Like gun slingers from the Wild West, these officers of American lawlessness approached my car from behind, with their hands on their guns, treating me as if I was terribly dangerous, simply – I feel – because they perceived the dark color of my skin. They let me go on my way only when they determined that there was simply no reason whatsoever to have stopped me in the first place.
Ironically, when I left the US for France in 2000, I spent two years driving there, and in Italy, without ever once being stopped by police. Yet, during a one-week visit to the US in 2000, I was stopped twice by police. Did I really become so much more potentially dangerous just by crossing the ocean?
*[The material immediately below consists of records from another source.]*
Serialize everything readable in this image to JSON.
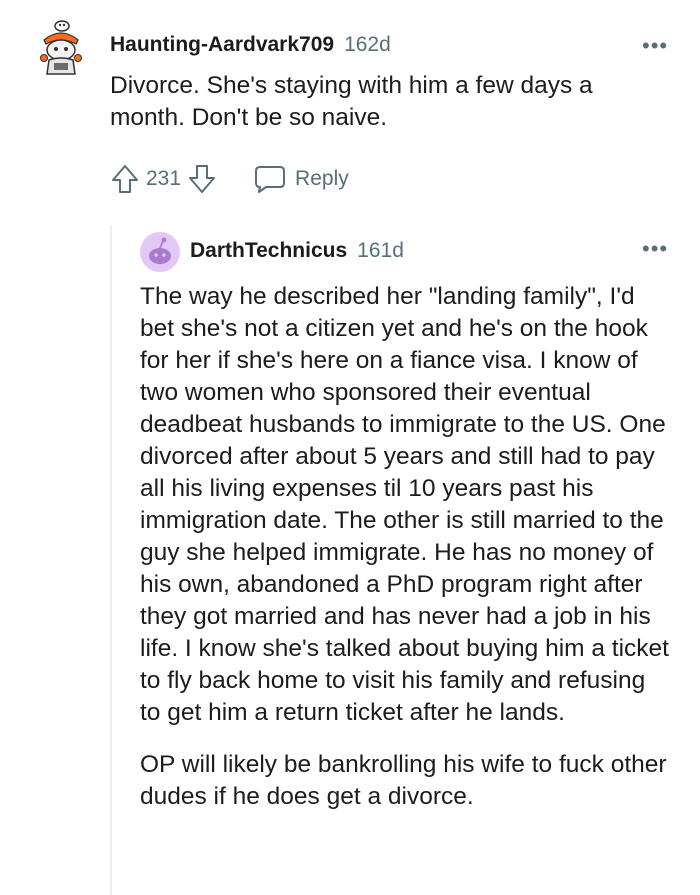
{
  "comment": {
    "username": "Haunting-Aardvark709",
    "age": "162d",
    "body": "Divorce. She's staying with him a few days a month. Don't be so naive.",
    "votes": "231",
    "reply_label": "Reply",
    "more_label": "•••",
    "icons": {
      "avatar": "snoo-avatar-icon",
      "upvote": "upvote-arrow-icon",
      "downvote": "downvote-arrow-icon",
      "reply": "comment-bubble-icon"
    }
  },
  "reply": {
    "username": "DarthTechnicus",
    "age": "161d",
    "paragraphs": [
      "The way he described her \"landing family\", I'd bet she's not a citizen yet and he's on the hook for her if she's here on a fiance visa. I know of two women who sponsored their eventual deadbeat husbands to immigrate to the US. One divorced after about 5 years and still had to pay all his living expenses til 10 years past his immigration date. The other is still married to the guy she helped immigrate. He has no money of his own, abandoned a PhD program right after they got married and has never had a job in his life. I know she's talked about buying him a ticket to fly back home to visit his family and refusing to get him a return ticket after he lands.",
      "OP will likely be bankrolling his wife to fuck other dudes if he does get a divorce."
    ],
    "more_label": "•••",
    "icons": {
      "avatar": "default-snoo-avatar-icon"
    },
    "colors": {
      "avatar_bg": "#e3c8f5",
      "avatar_fg": "#a87bd1"
    }
  },
  "colors": {
    "meta": "#576f76",
    "text": "#1c1c1c",
    "thread": "#edeff1"
  }
}
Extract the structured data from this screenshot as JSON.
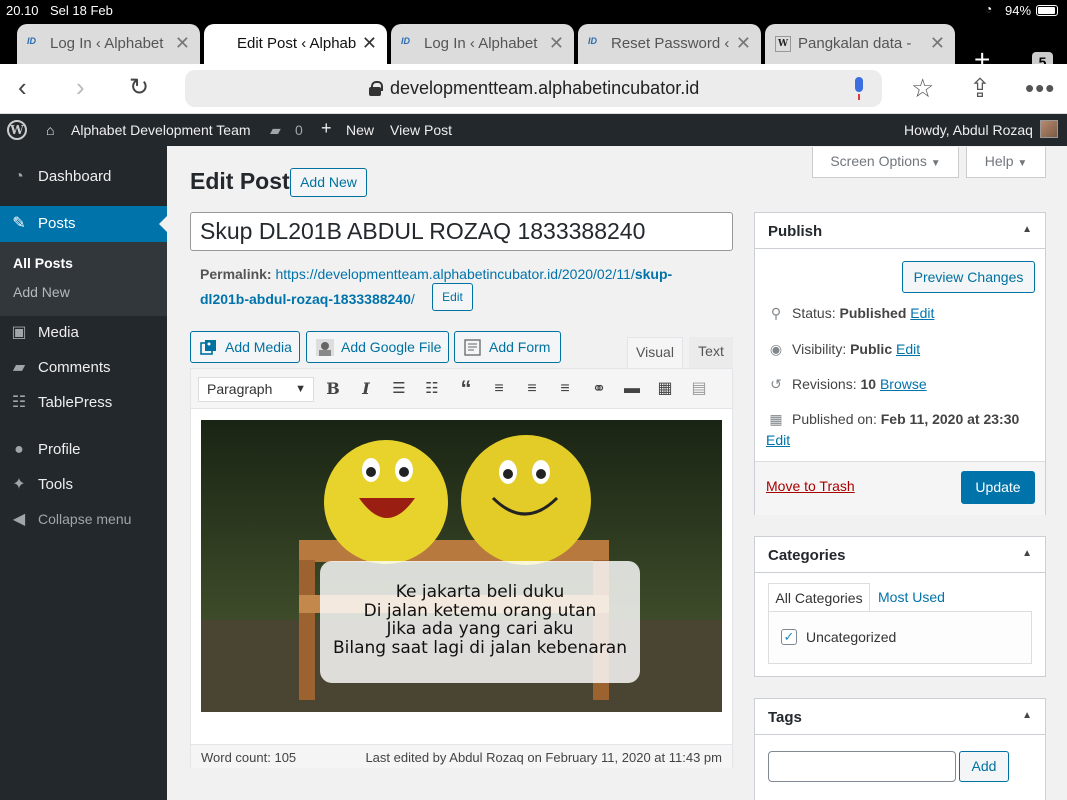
{
  "status_bar": {
    "time": "20.10",
    "date": "Sel 18 Feb",
    "battery": "94%"
  },
  "browser": {
    "tabs": [
      {
        "title": "Log In ‹ Alphabet",
        "favicon": "alphabet-favicon",
        "active": false
      },
      {
        "title": "Edit Post ‹ Alphab",
        "favicon": "alphabet-favicon",
        "active": true
      },
      {
        "title": "Log In ‹ Alphabet",
        "favicon": "alphabet-favicon",
        "active": false
      },
      {
        "title": "Reset Password ‹",
        "favicon": "alphabet-favicon",
        "active": false
      },
      {
        "title": "Pangkalan data -",
        "favicon": "wikipedia-favicon",
        "active": false
      }
    ],
    "new_tab_glyph": "+",
    "tab_count": "5",
    "url": "developmentteam.alphabetincubator.id"
  },
  "admin_bar": {
    "site_name": "Alphabet Development Team",
    "comments_count": "0",
    "new_label": "New",
    "view_post_label": "View Post",
    "greeting": "Howdy, Abdul Rozaq"
  },
  "admin_menu": {
    "items": [
      {
        "label": "Dashboard",
        "icon": "dashboard-icon"
      },
      {
        "label": "Posts",
        "icon": "pin-icon",
        "current": true
      },
      {
        "label": "Media",
        "icon": "media-icon"
      },
      {
        "label": "Comments",
        "icon": "comment-icon"
      },
      {
        "label": "TablePress",
        "icon": "table-icon"
      },
      {
        "label": "Profile",
        "icon": "user-icon"
      },
      {
        "label": "Tools",
        "icon": "wrench-icon"
      },
      {
        "label": "Collapse menu",
        "icon": "collapse-icon"
      }
    ],
    "submenu": [
      {
        "label": "All Posts",
        "current": true
      },
      {
        "label": "Add New"
      }
    ]
  },
  "header": {
    "title": "Edit Post",
    "add_new_label": "Add New",
    "screen_options_label": "Screen Options",
    "help_label": "Help"
  },
  "post": {
    "title": "Skup DL201B ABDUL ROZAQ 1833388240",
    "permalink_label": "Permalink:",
    "permalink_base": "https://developmentteam.alphabetincubator.id/2020/02/11/",
    "permalink_slug": "skup-dl201b-abdul-rozaq-1833388240",
    "permalink_end": "/",
    "permalink_edit_label": "Edit"
  },
  "editor": {
    "media_buttons": [
      {
        "label": "Add Media",
        "icon": "add-media-icon"
      },
      {
        "label": "Add Google File",
        "icon": "google-file-icon"
      },
      {
        "label": "Add Form",
        "icon": "form-icon"
      }
    ],
    "tab_visual": "Visual",
    "tab_text": "Text",
    "format_value": "Paragraph",
    "image_caption_lines": [
      "Ke jakarta beli duku",
      "Di jalan ketemu orang utan",
      "Jika ada yang cari aku",
      "Bilang saat lagi di jalan kebenaran"
    ],
    "word_count": "Word count: 105",
    "last_edited": "Last edited by Abdul Rozaq on February 11, 2020 at 11:43 pm"
  },
  "publish_box": {
    "title": "Publish",
    "preview_label": "Preview Changes",
    "status_label": "Status:",
    "status_value": "Published",
    "status_edit": "Edit",
    "visibility_label": "Visibility:",
    "visibility_value": "Public",
    "visibility_edit": "Edit",
    "revisions_label": "Revisions:",
    "revisions_value": "10",
    "revisions_link": "Browse",
    "published_label": "Published on:",
    "published_value": "Feb 11, 2020 at 23:30",
    "published_edit": "Edit",
    "trash_label": "Move to Trash",
    "update_label": "Update"
  },
  "categories_box": {
    "title": "Categories",
    "tab_all": "All Categories",
    "tab_used": "Most Used",
    "items": [
      {
        "label": "Uncategorized",
        "checked": true
      }
    ]
  },
  "tags_box": {
    "title": "Tags",
    "add_label": "Add"
  },
  "colors": {
    "wp_blue": "#0073aa",
    "admin_dark": "#23282d",
    "trash_red": "#a00"
  }
}
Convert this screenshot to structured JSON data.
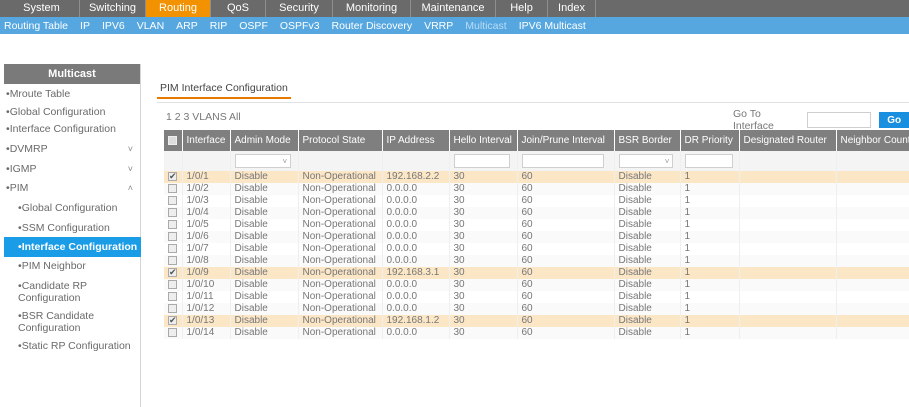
{
  "topnav": [
    {
      "label": "System",
      "active": false
    },
    {
      "label": "Switching",
      "active": false
    },
    {
      "label": "Routing",
      "active": true
    },
    {
      "label": "QoS",
      "active": false
    },
    {
      "label": "Security",
      "active": false
    },
    {
      "label": "Monitoring",
      "active": false
    },
    {
      "label": "Maintenance",
      "active": false
    },
    {
      "label": "Help",
      "active": false
    },
    {
      "label": "Index",
      "active": false
    }
  ],
  "subnav": [
    {
      "label": "Routing Table",
      "active": false
    },
    {
      "label": "IP",
      "active": false
    },
    {
      "label": "IPV6",
      "active": false
    },
    {
      "label": "VLAN",
      "active": false
    },
    {
      "label": "ARP",
      "active": false
    },
    {
      "label": "RIP",
      "active": false
    },
    {
      "label": "OSPF",
      "active": false
    },
    {
      "label": "OSPFv3",
      "active": false
    },
    {
      "label": "Router Discovery",
      "active": false
    },
    {
      "label": "VRRP",
      "active": false
    },
    {
      "label": "Multicast",
      "active": true
    },
    {
      "label": "IPV6 Multicast",
      "active": false
    }
  ],
  "sidebar": {
    "title": "Multicast",
    "items": [
      {
        "label": "Mroute Table",
        "sub": false,
        "chevron": ""
      },
      {
        "label": "Global Configuration",
        "sub": false,
        "chevron": ""
      },
      {
        "label": "Interface Configuration",
        "sub": false,
        "chevron": ""
      },
      {
        "label": "DVMRP",
        "sub": false,
        "chevron": "v"
      },
      {
        "label": "IGMP",
        "sub": false,
        "chevron": "v"
      },
      {
        "label": "PIM",
        "sub": false,
        "chevron": "^"
      },
      {
        "label": "Global Configuration",
        "sub": true,
        "chevron": ""
      },
      {
        "label": "SSM Configuration",
        "sub": true,
        "chevron": ""
      },
      {
        "label": "Interface Configuration",
        "sub": true,
        "chevron": "",
        "active": true
      },
      {
        "label": "PIM Neighbor",
        "sub": true,
        "chevron": ""
      },
      {
        "label": "Candidate RP Configuration",
        "sub": true,
        "chevron": ""
      },
      {
        "label": "BSR Candidate Configuration",
        "sub": true,
        "chevron": ""
      },
      {
        "label": "Static RP Configuration",
        "sub": true,
        "chevron": ""
      }
    ]
  },
  "main": {
    "tab_label": "PIM Interface Configuration",
    "filter_links": "1 2 3 VLANS All",
    "goto_label": "Go To Interface",
    "goto_value": "",
    "go_label": "Go"
  },
  "table": {
    "headers": [
      "Interface",
      "Admin Mode",
      "Protocol State",
      "IP Address",
      "Hello Interval",
      "Join/Prune Interval",
      "BSR Border",
      "DR Priority",
      "Designated Router",
      "Neighbor Count"
    ],
    "rows": [
      {
        "checked": true,
        "interface": "1/0/1",
        "admin_mode": "Disable",
        "protocol_state": "Non-Operational",
        "ip": "192.168.2.2",
        "hello": "30",
        "join_prune": "60",
        "bsr": "Disable",
        "dr_priority": "1",
        "designated_router": "",
        "neighbor_count": ""
      },
      {
        "checked": false,
        "interface": "1/0/2",
        "admin_mode": "Disable",
        "protocol_state": "Non-Operational",
        "ip": "0.0.0.0",
        "hello": "30",
        "join_prune": "60",
        "bsr": "Disable",
        "dr_priority": "1",
        "designated_router": "",
        "neighbor_count": ""
      },
      {
        "checked": false,
        "interface": "1/0/3",
        "admin_mode": "Disable",
        "protocol_state": "Non-Operational",
        "ip": "0.0.0.0",
        "hello": "30",
        "join_prune": "60",
        "bsr": "Disable",
        "dr_priority": "1",
        "designated_router": "",
        "neighbor_count": ""
      },
      {
        "checked": false,
        "interface": "1/0/4",
        "admin_mode": "Disable",
        "protocol_state": "Non-Operational",
        "ip": "0.0.0.0",
        "hello": "30",
        "join_prune": "60",
        "bsr": "Disable",
        "dr_priority": "1",
        "designated_router": "",
        "neighbor_count": ""
      },
      {
        "checked": false,
        "interface": "1/0/5",
        "admin_mode": "Disable",
        "protocol_state": "Non-Operational",
        "ip": "0.0.0.0",
        "hello": "30",
        "join_prune": "60",
        "bsr": "Disable",
        "dr_priority": "1",
        "designated_router": "",
        "neighbor_count": ""
      },
      {
        "checked": false,
        "interface": "1/0/6",
        "admin_mode": "Disable",
        "protocol_state": "Non-Operational",
        "ip": "0.0.0.0",
        "hello": "30",
        "join_prune": "60",
        "bsr": "Disable",
        "dr_priority": "1",
        "designated_router": "",
        "neighbor_count": ""
      },
      {
        "checked": false,
        "interface": "1/0/7",
        "admin_mode": "Disable",
        "protocol_state": "Non-Operational",
        "ip": "0.0.0.0",
        "hello": "30",
        "join_prune": "60",
        "bsr": "Disable",
        "dr_priority": "1",
        "designated_router": "",
        "neighbor_count": ""
      },
      {
        "checked": false,
        "interface": "1/0/8",
        "admin_mode": "Disable",
        "protocol_state": "Non-Operational",
        "ip": "0.0.0.0",
        "hello": "30",
        "join_prune": "60",
        "bsr": "Disable",
        "dr_priority": "1",
        "designated_router": "",
        "neighbor_count": ""
      },
      {
        "checked": true,
        "interface": "1/0/9",
        "admin_mode": "Disable",
        "protocol_state": "Non-Operational",
        "ip": "192.168.3.1",
        "hello": "30",
        "join_prune": "60",
        "bsr": "Disable",
        "dr_priority": "1",
        "designated_router": "",
        "neighbor_count": ""
      },
      {
        "checked": false,
        "interface": "1/0/10",
        "admin_mode": "Disable",
        "protocol_state": "Non-Operational",
        "ip": "0.0.0.0",
        "hello": "30",
        "join_prune": "60",
        "bsr": "Disable",
        "dr_priority": "1",
        "designated_router": "",
        "neighbor_count": ""
      },
      {
        "checked": false,
        "interface": "1/0/11",
        "admin_mode": "Disable",
        "protocol_state": "Non-Operational",
        "ip": "0.0.0.0",
        "hello": "30",
        "join_prune": "60",
        "bsr": "Disable",
        "dr_priority": "1",
        "designated_router": "",
        "neighbor_count": ""
      },
      {
        "checked": false,
        "interface": "1/0/12",
        "admin_mode": "Disable",
        "protocol_state": "Non-Operational",
        "ip": "0.0.0.0",
        "hello": "30",
        "join_prune": "60",
        "bsr": "Disable",
        "dr_priority": "1",
        "designated_router": "",
        "neighbor_count": ""
      },
      {
        "checked": true,
        "interface": "1/0/13",
        "admin_mode": "Disable",
        "protocol_state": "Non-Operational",
        "ip": "192.168.1.2",
        "hello": "30",
        "join_prune": "60",
        "bsr": "Disable",
        "dr_priority": "1",
        "designated_router": "",
        "neighbor_count": ""
      },
      {
        "checked": false,
        "interface": "1/0/14",
        "admin_mode": "Disable",
        "protocol_state": "Non-Operational",
        "ip": "0.0.0.0",
        "hello": "30",
        "join_prune": "60",
        "bsr": "Disable",
        "dr_priority": "1",
        "designated_router": "",
        "neighbor_count": ""
      }
    ]
  },
  "colors": {
    "topnav_bg": "#6a6a6a",
    "topnav_active": "#f39200",
    "subnav_bg": "#56a7e0",
    "sidebar_active": "#1a9ce6",
    "selected_row": "#fbe6c6",
    "go_button": "#1a8fdf"
  }
}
Here in Brazil, with so many Black and mulatto people who would be considered Black in the United States, and so many apparently “white” people whose immediate relatives (mothers, fathers, and grandparents) are Black, I do not feel like an anomaly or like an elephant being hunted for its tusk.
I prefer to live in Brazil for a number of other reasons. Brazil’s constitution provides for a right to health care provided by the state; the US Constitution views a right to guns as more important.
People don’t use the term “interracial marriage” in Brazil, because they understand that virtually everyone here has white and Black ancestors, if not immediate family and, in any case, bi-chromatic relationships are so common as to be unremarkable.
Did you know that it is unlawful to insult someone in Brazil on the basis of or in association with their skin color? So most of what we decry as “overt racism” in the United States is simply illegal in Brazil, and can lead to immediate arrest and detention.
Brazilians understand this, but US Americans do not, so I’ll just continue living in Brazil, where civilization has advanced beyond some of the most overt “First World” color-aroused stupidities.